Shell a stoppé ses investissements dans le domaine de l’éolien et du solaire dans les dernières années parce que ce « n’était pas assez rentable pour l’entreprise ». Lorsqu’un participant fait remarquer qu’il serait plus bénéfique pour la société et les générations futures de développer des énergies renouvelables, M. Roméo formule cette réponse surréaliste : « Mais allez-y, lancez-vous, développez les énergies vertes, je suis pour ! » Certainement que ce participant n’a pas 240 milliards de dollars disponibles… De son côté, Shell investit des millions d’euros en lobbying pour éviter la mise en place de loi contre le réchauffement climatique.

- « Nous sommes guidés par deux objectifs : zéro accident et impacts environnementaux minimum »

Shell a été un des principaux acteurs de la destruction du delta du Niger où vivent actuellement des populations en détresse qui attendent toujours que la multinationale vienne « réparer » les deux marées noires pour lesquelles elle a été reconnue responsable. Ici, Shell prévoit de réaliser la campagne sismique de juillet à novembre (pic de présence des tortues marines et des mammifères marins), c’est-à-dire avec un impact environnemental maximum.

- « La mangrove est autonettoyante ».

Lorsqu’une personne lui demande quelle innovation l’entreprise SHELL est-elle en train de développer pour mieux lutter contre les impacts d’une éventuelle marée noire, Patrick Roméo explique qu’il travaille sur les capacités autonettoyantes de la mangrove. Lorsqu’alors la question se fait plus précise, le PDG de Shell devient très évasif et laisse entendre que c’est une piste de réflexion… Rappelons que Tullow Oil avait déclaré dans un rapport précédent qu’il serait quasiment impossible de dépolluer la mangrove.

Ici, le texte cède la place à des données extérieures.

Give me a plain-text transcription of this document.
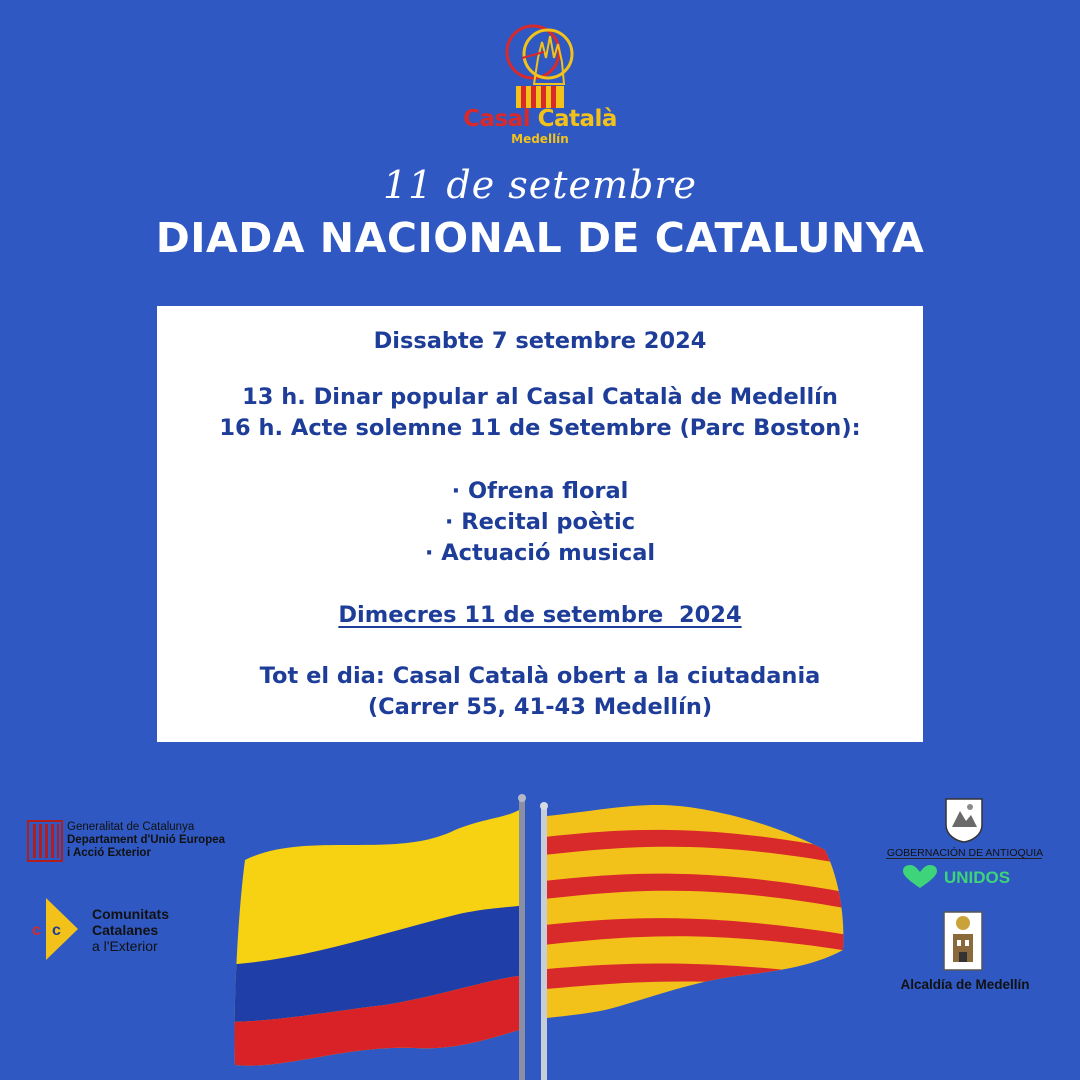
Casal Català
Medellín
11 de setembre
DIADA NACIONAL DE CATALUNYA
Dissabte 7 setembre 2024
13 h. Dinar popular al Casal Català de Medellín
16 h. Acte solemne 11 de Setembre (Parc Boston):
· Ofrena floral
· Recital poètic
· Actuació musical
Dimecres 11 de setembre  2024
Tot el dia: Casal Català obert a la ciutadania
(Carrer 55, 41-43 Medellín)
Generalitat de Catalunya
Departament d'Unió Europea
i Acció Exterior
c c
Comunitats
Catalanes
a l'Exterior
GOBERNACIÓN DE ANTIOQUIA
UNIDOS
Alcaldía de Medellín
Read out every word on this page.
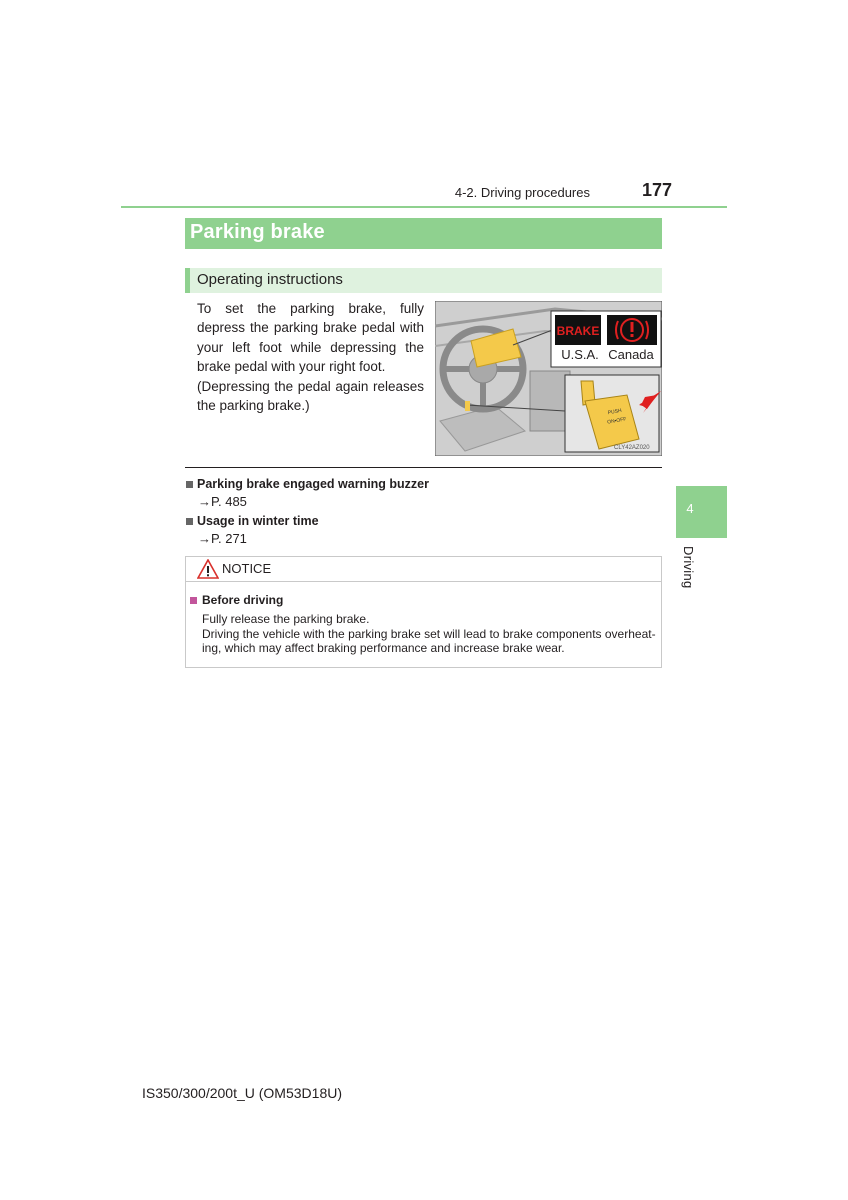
4-2. Driving procedures	177
4
Driving
Parking brake
Operating instructions

To set the parking brake, fully depress the parking brake pedal with your left foot while depressing the brake pedal with your right foot.

(Depressing the pedal again releases the parking brake.)

BRAKE
PUSH
ON•OFF
U.S.A. Canada
CLY42AZ020
Parking brake engaged warning buzzer
→P. 485
Usage in winter time
→P. 271
NOTICE
Before driving

Fully release the parking brake.

Driving the vehicle with the parking brake set will lead to brake components overheat-ing, which may affect braking performance and increase brake wear.

IS350/300/200t_U (OM53D18U)
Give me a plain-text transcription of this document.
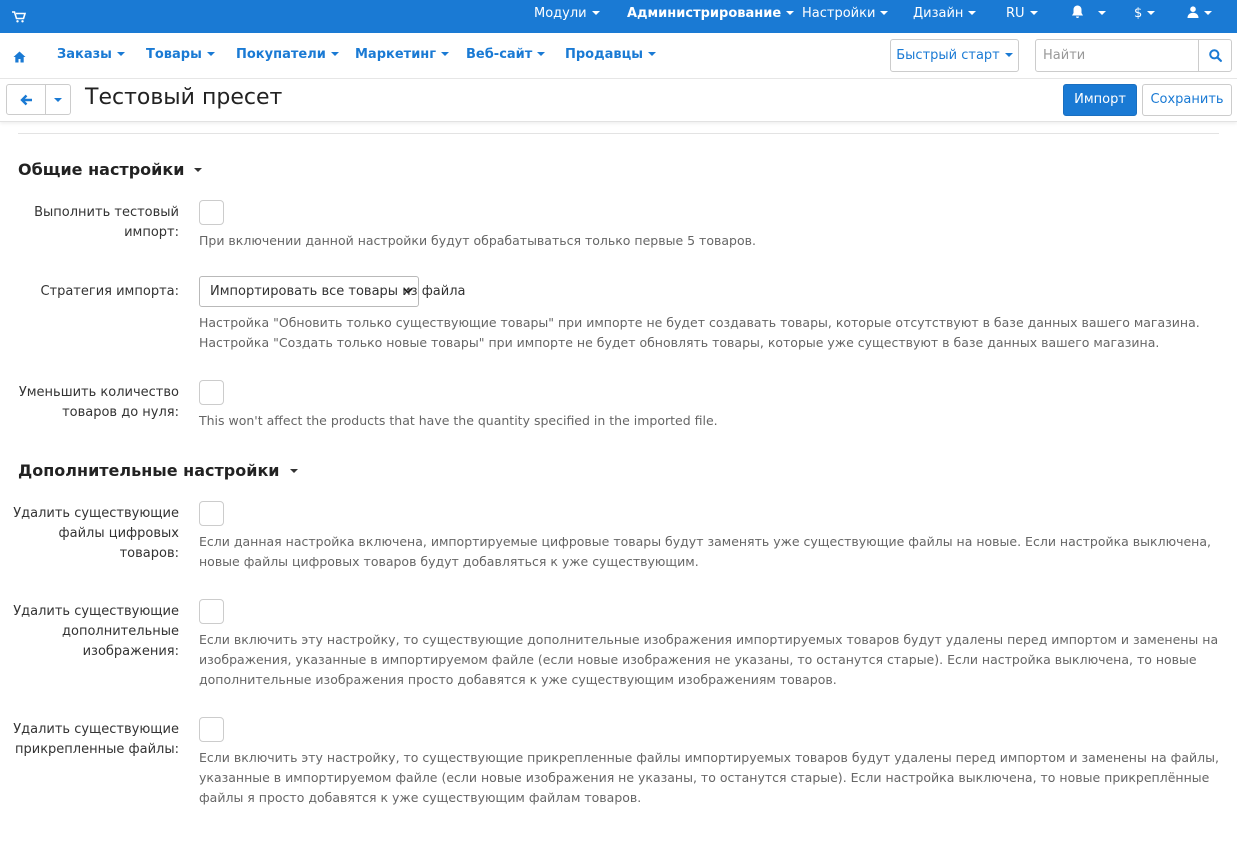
Модули	Администрирование	Настройки	Дизайн	RU	$
Заказы	Товары	Покупатели	Маркетинг	Веб-сайт	Продавцы	Быстрый старт
Найти
Тестовый пресет	Импорт	Сохранить
Общие настройки
Выполнить тестовый импорт:
При включении данной настройки будут обрабатываться только первые 5 товаров.
Стратегия импорта:	Импортировать все товары из файла
Настройка "Обновить только существующие товары" при импорте не будет создавать товары, которые отсутствуют в базе данных вашего магазина.
Настройка "Создать только новые товары" при импорте не будет обновлять товары, которые уже существуют в базе данных вашего магазина.
Уменьшить количество товаров до нуля:
This won't affect the products that have the quantity specified in the imported file.
Дополнительные настройки
Удалить существующие файлы цифровых товаров:
Если данная настройка включена, импортируемые цифровые товары будут заменять уже существующие файлы на новые. Если настройка выключена, новые файлы цифровых товаров будут добавляться к уже существующим.
Удалить существующие дополнительные изображения:
Если включить эту настройку, то существующие дополнительные изображения импортируемых товаров будут удалены перед импортом и заменены на изображения, указанные в импортируемом файле (если новые изображения не указаны, то останутся старые). Если настройка выключена, то новые дополнительные изображения просто добавятся к уже существующим изображениям товаров.
Удалить существующие прикрепленные файлы:
Если включить эту настройку, то существующие прикрепленные файлы импортируемых товаров будут удалены перед импортом и заменены на файлы, указанные в импортируемом файле (если новые изображения не указаны, то останутся старые). Если настройка выключена, то новые прикреплённые файлы я просто добавятся к уже существующим файлам товаров.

- « Les tortues ne sont pas présentes sur le plateau continental et ne sont pas sensibles au bruit ».

Lorsque des spécialistes (et notamment le WWF Guyane qui travaille sur ces espèces depuis des dizaines d’années) lui assurent qu’il y a bel et bien des tortues marines dans cette zone, et qu’on peut lui mettre à disposition des publications sur les impacts des campagnes sismiques sur ces espèces, il ignore la remarque et passe à un autre sujet.

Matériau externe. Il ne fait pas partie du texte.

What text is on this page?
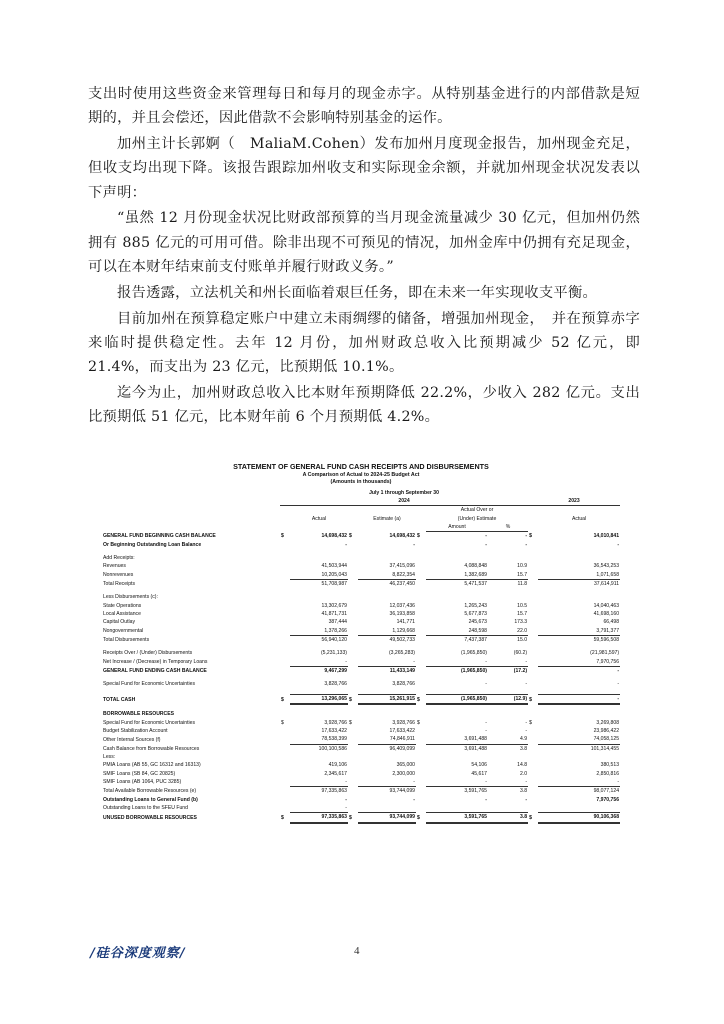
支出时使用这些资金来管理每日和每月的现金赤字。从特别基金进行的内部借款是短期的，并且会偿还，因此借款不会影响特别基金的运作。

加州主计长郭婀（　MaliaM.Cohen）发布加州月度现金报告，加州现金充足，但收支均出现下降。该报告跟踪加州收支和实际现金余额，并就加州现金状况发表以下声明：

“虽然 12 月份现金状况比财政部预算的当月现金流量减少 30 亿元，但加州仍然拥有 885 亿元的可用可借。除非出现不可预见的情况，加州金库中仍拥有充足现金，可以在本财年结束前支付账单并履行财政义务。”

报告透露，立法机关和州长面临着艰巨任务，即在未来一年实现收支平衡。

目前加州在预算稳定账户中建立未雨绸缪的储备，增强加州现金，　并在预算赤字来临时提供稳定性。去年 12 月份，加州财政总收入比预期减少 52 亿元，即 21.4%，而支出为 23 亿元，比预期低 10.1%。

迄今为止，加州财政总收入比本财年预期降低 22.2%，少收入 282 亿元。支出比预期低 51 亿元，比本财年前 6 个月预期低 4.2%。

STATEMENT OF GENERAL FUND CASH RECEIPTS AND DISBURSEMENTS
A Comparison of Actual to 2024-25 Budget Act
(Amounts in thousands)
	July 1 through September 30								
	2024							2023	
						Actual Over or			
		Actual		Estimate (a)		(Under) Estimate			Actual
						Amount	%		
GENERAL FUND BEGINNING CASH BALANCE	$	14,698,432	$	14,698,432	$	-	-	$	14,010,841
Or Beginning Outstanding Loan Balance		-		-		-	-		-

Add Receipts:									
Revenues		41,503,944		37,415,096		4,088,848	10.9		36,543,253
Nonrevenues		10,205,043		8,822,354		1,382,689	15.7		1,071,658
Total Receipts		51,708,987		46,237,450		5,471,537	11.8		37,614,911

Less Disbursements (c):									
State Operations		13,302,679		12,037,436		1,265,243	10.5		14,040,463
Local Assistance		41,871,731		36,193,858		5,677,873	15.7		41,698,160
Capital Outlay		387,444		141,771		245,673	173.3		66,498
Nongovernmental		1,378,266		1,129,668		248,598	22.0		3,791,377
Total Disbursements		56,940,120		49,502,733		7,437,387	15.0		59,596,508

Receipts Over / (Under) Disbursements		(5,231,133)		(3,265,283)		(1,965,850)	(60.2)		(21,981,597)
Net Increase / (Decrease) in Temporary Loans		-		-		-	-		7,970,756
GENERAL FUND ENDING CASH BALANCE		9,467,299		11,433,149		(1,965,850)	(17.2)		-

Special Fund for Economic Uncertainties		3,828,766		3,828,766		-	-		-

TOTAL CASH	$	13,296,065	$	15,261,915	$	(1,965,850)	(12.9)	$	-

BORROWABLE RESOURCES									
Special Fund for Economic Uncertainties	$	3,928,766	$	3,928,766	$	-	-	$	3,269,808
Budget Stabilization Account		17,633,422		17,633,422		-	-		23,986,422
Other Internal Sources (f)		78,538,399		74,846,911		3,691,488	4.9		74,058,125
Cash Balance from Borrowable Resources		100,100,586		96,409,099		3,691,488	3.8		101,314,455
Less:									
PMIA Loans (AB 55, GC 16312 and 16313)		419,106		365,000		54,106	14.8		380,513
SMIF Loans (SB 84, GC 20825)		2,345,617		2,300,000		45,617	2.0		2,850,816
SMIF Loans (AB 1064, PUC 3285)		-		-		-	-		-
Total Available Borrowable Resources (e)		97,335,863		93,744,099		3,591,765	3.8		98,077,124
Outstanding Loans to General Fund (b)		-		-		-	-		7,970,756
Outstanding Loans to the SFEU Fund		-							
UNUSED BORROWABLE RESOURCES	$	97,335,863	$	93,744,099	$	3,591,765	3.8	$	90,106,368
/硅谷深度观察/	4
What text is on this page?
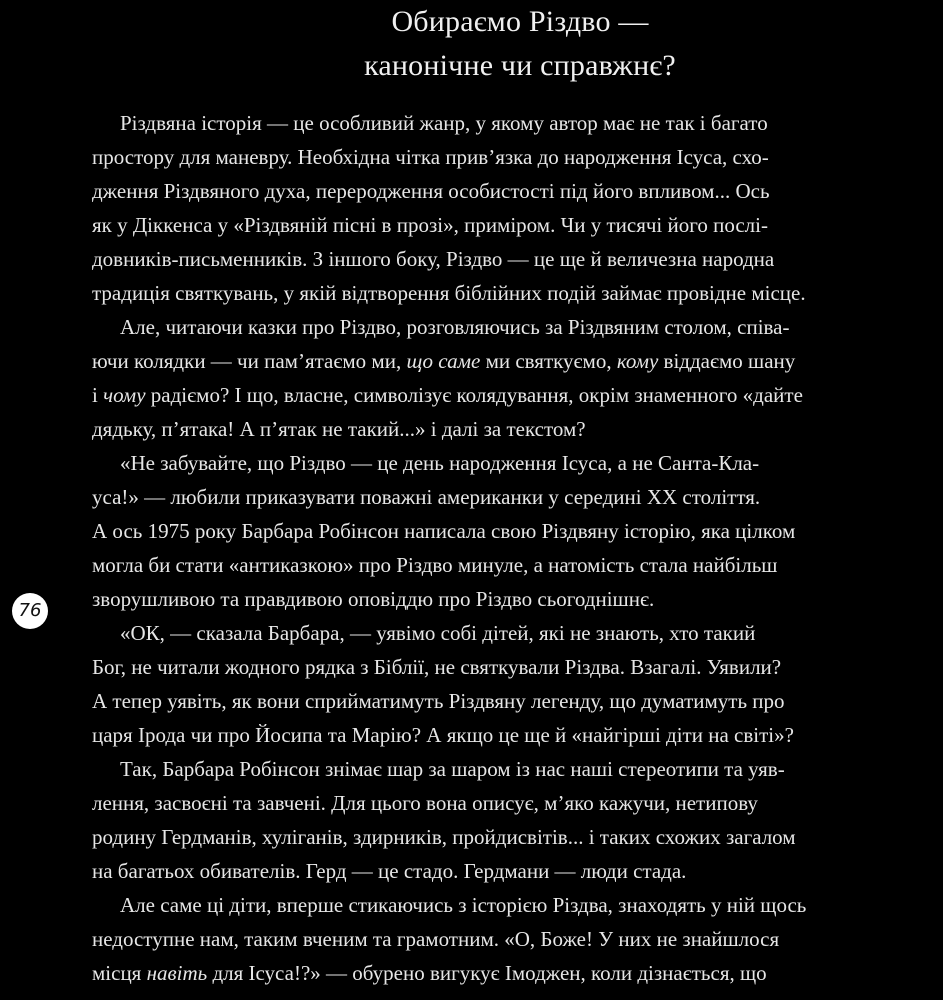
Обираємо Різдво —
канонічне чи справжнє?
Різдвяна історія — це особливий жанр, у якому автор має не так і багато
простору для маневру. Необхідна чітка прив’язка до народження Ісуса, схо-
дження Різдвяного духа, переродження особистості під його впливом... Ось
як у Діккенса у «Різдвяній пісні в прозі», приміром. Чи у тисячі його послі-
довників-письменників. З іншого боку, Різдво — це ще й величезна народна
традиція святкувань, у якій відтворення біблійних подій займає провідне місце.
Але, читаючи казки про Різдво, розговляючись за Різдвяним столом, співа-
ючи колядки — чи пам’ятаємо ми, що саме ми святкуємо, кому віддаємо шану
і чому радіємо? І що, власне, символізує колядування, окрім знаменного «дайте
дядьку, п’ятака! А п’ятак не такий...» і далі за текстом?
«Не забувайте, що Різдво — це день народження Ісуса, а не Санта-Кла-
уса!» — любили приказувати поважні американки у середині ХХ століття.
А ось 1975 року Барбара Робінсон написала свою Різдвяну історію, яка цілком
могла би стати «антиказкою» про Різдво минуле, а натомість стала найбільш
зворушливою та правдивою оповіддю про Різдво сьогоднішнє.
«ОК, — сказала Барбара, — уявімо собі дітей, які не знають, хто такий
Бог, не читали жодного рядка з Біблії, не святкували Різдва. Взагалі. Уявили?
А тепер уявіть, як вони сприйматимуть Різдвяну легенду, що думатимуть про
царя Ірода чи про Йосипа та Марію? А якщо це ще й «найгірші діти на світі»?
Так, Барбара Робінсон знімає шар за шаром із нас наші стереотипи та уяв-
лення, засвоєні та завчені. Для цього вона описує, м’яко кажучи, нетипову
родину Гердманів, хуліганів, здирників, пройдисвітів... і таких схожих загалом
на багатьох обивателів. Герд — це стадо. Гердмани — люди стада.
Але саме ці діти, вперше стикаючись з історією Різдва, знаходять у ній щось
недоступне нам, таким вченим та грамотним. «О, Боже! У них не знайшлося
місця навіть для Ісуса!?» — обурено вигукує Імоджен, коли дізнається, що
76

- « Les courants marins de la Guyane, c’est un cadeau de la nature ! »

Grâce aux courants marins des Guyanes, la marée noire partirait donc au large. Pas vu pas pris… Ce que le PDG de Shell omet de préciser, c’est que ces courants marins viennent vers la côte de janvier à juin, lorsque le phénomène de rétroflexion de l’Amazone est absent. En outre, la simulation proposée par la compagnie pétrolière ne prend en compte que les 10 premiers jours après l’accident, au bout desquels la nappe se situerait à 20 km de Sinnamary. Que se passe-t-il donc au bout de 10 jours ? Par ailleurs, les courants marins, au niveau de la zone de forage, très forts et mal connus, ont entraîné l’arrêt du premier forage à plusieurs reprises l’année dernière. A noter également que les courants de profondeur peuvent circuler en sens inverse (vers l’est) de ceux de surface et aucune modélisation tenant compte de ce phénomène n’a été réalisée à ce jour.

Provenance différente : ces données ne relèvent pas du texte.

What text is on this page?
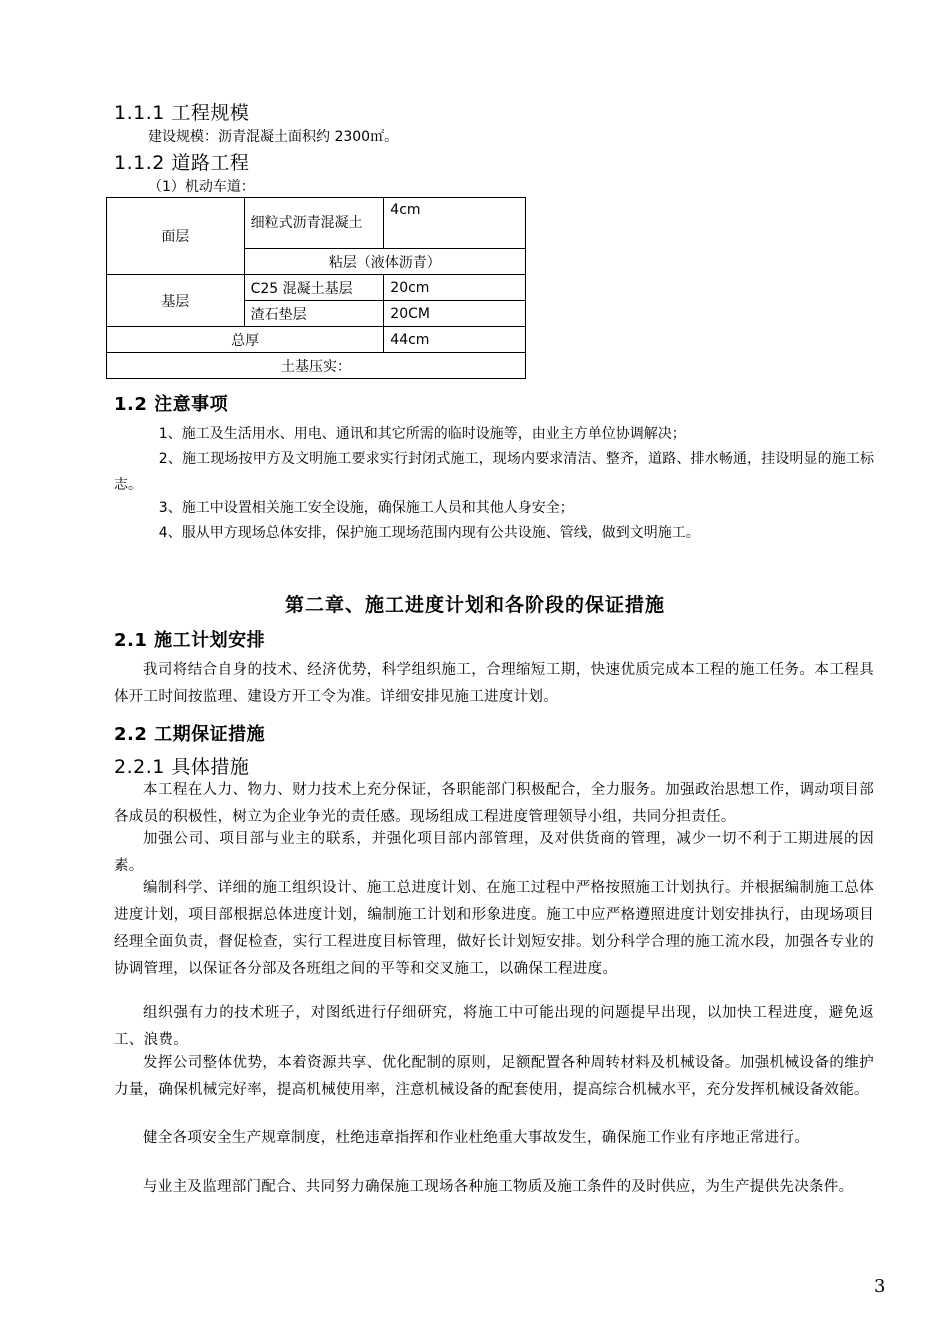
1.1.1 工程规模
建设规模：沥青混凝土面积约 2300㎡。
1.1.2 道路工程
（1）机动车道：
面层	细粒式沥青混凝土	4cm
	粘层（液体沥青）	
基层	C25 混凝土基层	20cm
	渣石垫层	20CM
总厚		44cm
土基压实：		
1.2 注意事项
1、施工及生活用水、用电、通讯和其它所需的临时设施等，由业主方单位协调解决；
2、施工现场按甲方及文明施工要求实行封闭式施工，现场内要求清洁、整齐，道路、排水畅通，挂设明显的施工标志。
3、施工中设置相关施工安全设施，确保施工人员和其他人身安全；
4、服从甲方现场总体安排，保护施工现场范围内现有公共设施、管线，做到文明施工。
第二章、施工进度计划和各阶段的保证措施
2.1 施工计划安排
我司将结合自身的技术、经济优势，科学组织施工，合理缩短工期，快速优质完成本工程的施工任务。本工程具体开工时间按监理、建设方开工令为准。详细安排见施工进度计划。
2.2 工期保证措施
2.2.1 具体措施
本工程在人力、物力、财力技术上充分保证，各职能部门积极配合，全力服务。加强政治思想工作，调动项目部各成员的积极性，树立为企业争光的责任感。现场组成工程进度管理领导小组，共同分担责任。
加强公司、项目部与业主的联系，并强化项目部内部管理，及对供货商的管理，减少一切不利于工期进展的因素。
编制科学、详细的施工组织设计、施工总进度计划、在施工过程中严格按照施工计划执行。并根据编制施工总体进度计划，项目部根据总体进度计划，编制施工计划和形象进度。施工中应严格遵照进度计划安排执行，由现场项目经理全面负责，督促检查，实行工程进度目标管理，做好长计划短安排。划分科学合理的施工流水段，加强各专业的协调管理，以保证各分部及各班组之间的平等和交叉施工，以确保工程进度。
组织强有力的技术班子，对图纸进行仔细研究，将施工中可能出现的问题提早出现，以加快工程进度，避免返工、浪费。
发挥公司整体优势，本着资源共享、优化配制的原则，足额配置各种周转材料及机械设备。加强机械设备的维护力量，确保机械完好率，提高机械使用率，注意机械设备的配套使用，提高综合机械水平，充分发挥机械设备效能。
健全各项安全生产规章制度，杜绝违章指挥和作业杜绝重大事故发生，确保施工作业有序地正常进行。
与业主及监理部门配合、共同努力确保施工现场各种施工物质及施工条件的及时供应，为生产提供先决条件。
3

- « En cas de marée noire, nous confinerons la nappe et nous aurons recours aux dispersants »
Ces dispersants, selon une étude récemment produite suite à « l’expérience » de Deep Water a permis de mettre en évidence des effets toxiques sur les crustacés et les poissons. La solution de Shell consiste donc à rajouter un produit toxique à la pollution. Nous voilà rassurés.

- « Nous allons accumuler de nouvelles données sur l’environnement océanique guyanais à travers notre travail».

Un auditeur de la réunion de Cayenne fait judicieusement remarquer que le consortium a stoppé les survols aériens destiné à évaluer la faune marine à la moitié de l’étude, alors que celle-ci était imposée par l’arrêté préfectoral. « C’était trop dangereux », se contente d’expliquer M. Roméo, alors qu’il n’a pas respecté la loi.

- « 160 emplois pour développer la Guyane, une formidable opportunité ».

Rappelons que le consortium a dépensé près de 400 millions d’euros jusqu’à aujourd’hui, et s’apprête à réinvestir encore jusqu’à atteindre un budget cumulé de près de 1 milliard d’euros d’investissement… juste pour l’exploration. Pour l’instant, la Guyane a concrètement profité de l’achat de plateau-repas pour l’approvisionnement de la première plate forme. Voilà qui présage des échanges équitables entre la multinationale et la Guyane, qui compte 15 000 chômeurs.

- « La société SHELL France n’a pas payé d’impôts en France depuis quelques années, elle est déficitaire ! »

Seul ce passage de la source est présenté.